Walking down the street on her way to the polls in the Rod el-Farag neighborhood, Neama, a widow with four children, said she did not know what the referendum was about, but planned to vote in order to get the subsidy box.
It was much the same with other women interviewed near polling stations on Saturday: They knew little about the measures, they said, but the promised benefits were too good to pass up. Most voters interviewed on Saturday declined to give their names, nervous about the potential repercussions of speaking to journalists.
Mahmoud el-Sherif, a spokesman for Egypt’s National Election Authority, said the authority had not received any reports of electoral violations, but that any complaints that did arrive would be investigated. He dismissed the notion that voters were being paid to vote as “rumors,” and predicted that there would be “huge” turnout by the time voting ended.
Some people on social media reported on Saturday that campaigners stationed inside polling stations were telling voters, including some who are illiterate, to vote yes. But Mr. el-Sherif denied those claims.
Like many in Cairo’s poorer areas, those interviewed were not averse to having Mr. el-Sisi extend his term.
A local businessman known as Abu Halawa turned a dusty side street into a referendum party of sorts, covering it in signs with directions to vote. As songs about voting blasted from the speakers, people lined up to collect coupons. If they got the coupons marked after voting, several people said, they could redeem them for as much as 200 Egyptian pounds, less than $12.
The referendum started just four days after Egypt’s House of Representatives approved the constitutional changes.
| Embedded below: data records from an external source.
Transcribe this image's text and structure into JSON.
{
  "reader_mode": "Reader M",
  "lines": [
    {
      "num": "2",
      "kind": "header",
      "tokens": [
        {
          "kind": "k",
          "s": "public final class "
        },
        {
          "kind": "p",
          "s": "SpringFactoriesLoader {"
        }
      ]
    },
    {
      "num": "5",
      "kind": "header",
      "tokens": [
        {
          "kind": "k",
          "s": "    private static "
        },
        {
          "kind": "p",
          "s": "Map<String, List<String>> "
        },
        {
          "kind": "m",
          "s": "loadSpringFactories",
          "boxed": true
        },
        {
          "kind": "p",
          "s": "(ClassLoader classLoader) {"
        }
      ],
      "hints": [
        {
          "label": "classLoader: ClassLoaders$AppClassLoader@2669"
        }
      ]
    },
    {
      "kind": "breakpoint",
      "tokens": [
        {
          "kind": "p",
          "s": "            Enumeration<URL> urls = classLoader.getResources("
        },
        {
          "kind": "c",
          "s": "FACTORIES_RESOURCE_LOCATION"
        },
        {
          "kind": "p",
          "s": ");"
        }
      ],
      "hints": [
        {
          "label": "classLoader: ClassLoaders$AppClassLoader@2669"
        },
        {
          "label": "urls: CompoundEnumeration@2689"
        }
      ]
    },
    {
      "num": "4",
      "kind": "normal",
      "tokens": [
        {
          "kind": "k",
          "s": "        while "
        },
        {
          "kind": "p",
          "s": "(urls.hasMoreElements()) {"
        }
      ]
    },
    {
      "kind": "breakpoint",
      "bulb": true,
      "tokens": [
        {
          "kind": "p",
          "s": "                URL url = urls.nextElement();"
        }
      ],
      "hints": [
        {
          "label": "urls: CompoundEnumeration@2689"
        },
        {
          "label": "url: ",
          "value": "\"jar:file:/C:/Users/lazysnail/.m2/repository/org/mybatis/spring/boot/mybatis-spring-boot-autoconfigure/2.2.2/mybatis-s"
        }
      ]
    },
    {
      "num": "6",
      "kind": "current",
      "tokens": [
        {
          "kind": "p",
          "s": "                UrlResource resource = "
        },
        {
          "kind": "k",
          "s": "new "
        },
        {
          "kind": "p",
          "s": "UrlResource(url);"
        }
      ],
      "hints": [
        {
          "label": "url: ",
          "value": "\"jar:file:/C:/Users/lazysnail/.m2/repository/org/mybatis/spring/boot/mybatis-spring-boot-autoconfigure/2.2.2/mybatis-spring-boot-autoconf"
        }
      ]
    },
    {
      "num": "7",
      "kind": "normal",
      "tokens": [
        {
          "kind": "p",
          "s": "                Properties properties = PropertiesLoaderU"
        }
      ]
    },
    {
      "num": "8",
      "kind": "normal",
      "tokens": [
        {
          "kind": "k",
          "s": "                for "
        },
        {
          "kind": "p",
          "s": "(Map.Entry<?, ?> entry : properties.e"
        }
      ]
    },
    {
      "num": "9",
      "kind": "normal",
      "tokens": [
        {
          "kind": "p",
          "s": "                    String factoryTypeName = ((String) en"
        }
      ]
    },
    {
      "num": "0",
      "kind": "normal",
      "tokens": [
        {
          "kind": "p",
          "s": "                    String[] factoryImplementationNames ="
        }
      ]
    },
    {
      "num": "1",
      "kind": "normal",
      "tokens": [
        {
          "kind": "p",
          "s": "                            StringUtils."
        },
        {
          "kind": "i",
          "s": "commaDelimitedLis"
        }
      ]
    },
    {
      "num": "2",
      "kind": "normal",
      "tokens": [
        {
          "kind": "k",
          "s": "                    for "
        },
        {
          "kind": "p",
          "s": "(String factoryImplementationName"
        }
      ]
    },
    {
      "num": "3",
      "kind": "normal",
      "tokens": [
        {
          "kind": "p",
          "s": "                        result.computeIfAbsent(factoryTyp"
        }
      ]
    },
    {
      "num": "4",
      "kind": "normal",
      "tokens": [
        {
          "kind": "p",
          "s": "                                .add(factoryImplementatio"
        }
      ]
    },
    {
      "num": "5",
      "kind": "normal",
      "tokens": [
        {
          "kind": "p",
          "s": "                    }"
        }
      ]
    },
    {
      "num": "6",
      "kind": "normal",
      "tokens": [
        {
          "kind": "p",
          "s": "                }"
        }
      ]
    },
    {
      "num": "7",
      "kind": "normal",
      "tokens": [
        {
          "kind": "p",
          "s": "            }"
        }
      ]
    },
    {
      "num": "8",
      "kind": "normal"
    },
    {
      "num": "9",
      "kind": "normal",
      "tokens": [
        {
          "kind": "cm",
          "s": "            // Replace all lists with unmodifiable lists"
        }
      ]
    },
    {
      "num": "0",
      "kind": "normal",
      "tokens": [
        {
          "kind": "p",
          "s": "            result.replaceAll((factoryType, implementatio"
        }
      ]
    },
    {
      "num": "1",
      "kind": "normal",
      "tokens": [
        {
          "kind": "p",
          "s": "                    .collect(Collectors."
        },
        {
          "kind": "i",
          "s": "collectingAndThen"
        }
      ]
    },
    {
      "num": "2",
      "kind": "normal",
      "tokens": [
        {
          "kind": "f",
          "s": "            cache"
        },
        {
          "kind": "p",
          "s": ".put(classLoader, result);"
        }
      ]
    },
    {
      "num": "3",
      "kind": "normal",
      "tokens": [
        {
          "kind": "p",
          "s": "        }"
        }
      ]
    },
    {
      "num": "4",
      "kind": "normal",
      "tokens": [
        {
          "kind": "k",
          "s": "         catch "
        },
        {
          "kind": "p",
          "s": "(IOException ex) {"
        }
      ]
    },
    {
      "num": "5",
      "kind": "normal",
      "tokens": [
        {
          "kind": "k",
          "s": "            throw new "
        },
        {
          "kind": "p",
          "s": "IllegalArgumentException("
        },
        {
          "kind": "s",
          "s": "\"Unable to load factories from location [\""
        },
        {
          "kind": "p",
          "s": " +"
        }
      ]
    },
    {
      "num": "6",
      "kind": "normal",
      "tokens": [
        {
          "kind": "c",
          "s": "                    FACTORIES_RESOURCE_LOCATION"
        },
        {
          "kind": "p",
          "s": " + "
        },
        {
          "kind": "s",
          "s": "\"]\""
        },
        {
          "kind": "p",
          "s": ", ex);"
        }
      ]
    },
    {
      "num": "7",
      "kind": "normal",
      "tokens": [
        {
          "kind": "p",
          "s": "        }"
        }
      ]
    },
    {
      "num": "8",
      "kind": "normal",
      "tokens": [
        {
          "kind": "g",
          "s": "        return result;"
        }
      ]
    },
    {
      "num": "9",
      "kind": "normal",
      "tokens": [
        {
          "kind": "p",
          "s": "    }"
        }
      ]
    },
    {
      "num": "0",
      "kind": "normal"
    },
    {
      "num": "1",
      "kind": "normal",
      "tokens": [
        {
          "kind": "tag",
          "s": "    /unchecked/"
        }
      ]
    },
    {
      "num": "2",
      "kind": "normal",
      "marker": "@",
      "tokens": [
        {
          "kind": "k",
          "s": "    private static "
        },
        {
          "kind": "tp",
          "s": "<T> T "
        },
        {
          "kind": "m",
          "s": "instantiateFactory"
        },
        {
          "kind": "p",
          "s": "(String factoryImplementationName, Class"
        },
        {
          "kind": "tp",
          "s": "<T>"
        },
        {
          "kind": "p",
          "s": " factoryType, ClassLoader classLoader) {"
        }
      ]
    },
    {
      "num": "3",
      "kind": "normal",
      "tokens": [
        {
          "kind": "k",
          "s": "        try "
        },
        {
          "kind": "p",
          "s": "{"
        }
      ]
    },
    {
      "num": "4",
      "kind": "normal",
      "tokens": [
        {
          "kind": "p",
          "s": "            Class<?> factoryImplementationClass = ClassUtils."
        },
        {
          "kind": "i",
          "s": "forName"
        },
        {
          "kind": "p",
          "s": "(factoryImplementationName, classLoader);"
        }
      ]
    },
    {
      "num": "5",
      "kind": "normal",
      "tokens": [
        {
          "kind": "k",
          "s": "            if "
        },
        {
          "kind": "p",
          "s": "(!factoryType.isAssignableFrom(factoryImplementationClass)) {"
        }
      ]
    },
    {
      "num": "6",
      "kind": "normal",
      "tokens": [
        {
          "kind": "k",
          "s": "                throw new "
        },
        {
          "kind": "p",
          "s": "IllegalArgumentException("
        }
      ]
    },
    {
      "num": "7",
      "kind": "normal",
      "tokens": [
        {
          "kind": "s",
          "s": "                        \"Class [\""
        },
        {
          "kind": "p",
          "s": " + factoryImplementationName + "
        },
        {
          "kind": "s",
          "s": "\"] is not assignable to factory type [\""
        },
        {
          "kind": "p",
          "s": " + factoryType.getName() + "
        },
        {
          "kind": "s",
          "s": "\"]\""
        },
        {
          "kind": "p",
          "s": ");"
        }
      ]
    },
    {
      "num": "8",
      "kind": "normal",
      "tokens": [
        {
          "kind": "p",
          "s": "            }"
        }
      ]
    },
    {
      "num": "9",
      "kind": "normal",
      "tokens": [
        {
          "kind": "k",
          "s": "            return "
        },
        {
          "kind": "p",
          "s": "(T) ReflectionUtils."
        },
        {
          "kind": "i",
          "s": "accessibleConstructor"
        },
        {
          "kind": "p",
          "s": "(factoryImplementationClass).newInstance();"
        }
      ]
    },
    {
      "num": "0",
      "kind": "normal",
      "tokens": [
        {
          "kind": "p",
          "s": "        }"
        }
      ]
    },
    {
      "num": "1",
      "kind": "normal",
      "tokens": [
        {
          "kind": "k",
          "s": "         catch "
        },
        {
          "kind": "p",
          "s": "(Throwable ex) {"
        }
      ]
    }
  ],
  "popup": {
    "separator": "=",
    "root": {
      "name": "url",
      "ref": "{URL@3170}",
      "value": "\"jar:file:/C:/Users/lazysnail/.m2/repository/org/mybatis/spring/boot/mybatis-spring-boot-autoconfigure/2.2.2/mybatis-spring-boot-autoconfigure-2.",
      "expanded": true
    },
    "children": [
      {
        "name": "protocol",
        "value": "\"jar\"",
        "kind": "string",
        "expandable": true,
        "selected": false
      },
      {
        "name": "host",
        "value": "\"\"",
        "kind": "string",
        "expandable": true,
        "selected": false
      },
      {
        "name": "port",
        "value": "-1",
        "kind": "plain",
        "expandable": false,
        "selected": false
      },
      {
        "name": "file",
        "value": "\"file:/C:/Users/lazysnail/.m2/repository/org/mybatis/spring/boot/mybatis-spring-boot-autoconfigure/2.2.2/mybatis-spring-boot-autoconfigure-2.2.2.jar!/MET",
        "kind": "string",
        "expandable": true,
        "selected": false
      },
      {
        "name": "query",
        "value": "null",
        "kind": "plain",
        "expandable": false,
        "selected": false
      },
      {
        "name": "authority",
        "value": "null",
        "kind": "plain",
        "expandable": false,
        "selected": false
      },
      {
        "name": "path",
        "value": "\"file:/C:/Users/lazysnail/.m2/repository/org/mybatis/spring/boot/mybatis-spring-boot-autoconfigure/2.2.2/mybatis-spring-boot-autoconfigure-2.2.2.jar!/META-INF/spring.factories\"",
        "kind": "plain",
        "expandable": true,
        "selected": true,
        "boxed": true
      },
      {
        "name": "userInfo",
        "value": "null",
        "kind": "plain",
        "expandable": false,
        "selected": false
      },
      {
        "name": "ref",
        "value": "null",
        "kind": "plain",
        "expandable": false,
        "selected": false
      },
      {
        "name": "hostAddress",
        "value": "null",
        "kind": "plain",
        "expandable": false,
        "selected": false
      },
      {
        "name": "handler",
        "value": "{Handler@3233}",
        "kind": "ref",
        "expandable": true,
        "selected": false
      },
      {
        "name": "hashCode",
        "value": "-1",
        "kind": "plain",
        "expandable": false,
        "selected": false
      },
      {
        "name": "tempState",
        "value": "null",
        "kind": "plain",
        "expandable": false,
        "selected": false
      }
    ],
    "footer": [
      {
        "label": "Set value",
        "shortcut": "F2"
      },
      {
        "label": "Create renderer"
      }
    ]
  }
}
With the government having muffled criticism of the amendments, many Egyptians heard little about any position other than voting in favor.
Opposition figures were barred from participating in debates about the amendments. The authorities canceled a scheduled protest a few weeks ago, citing national security, then blocked several websites belonging to groups that tried to mobilize opposition. Two Egyptian actors who had publicly criticized the amendments were suspended by their union.
At the same time, several well-known Egyptian singers recorded get-out-the-vote songs in support of the changes, and official social media channels and state-controlled media ran public service announcements about voting “yes.”
Still, it is clear that the president enjoys support in many quarters, from those who say he offers security in a turbulent region.
“I only vote when Sisi is involved,” Mamdouh Mikhail, a blacksmith who supports the president’s economic program, said on Saturday. “I support Sisi for life.”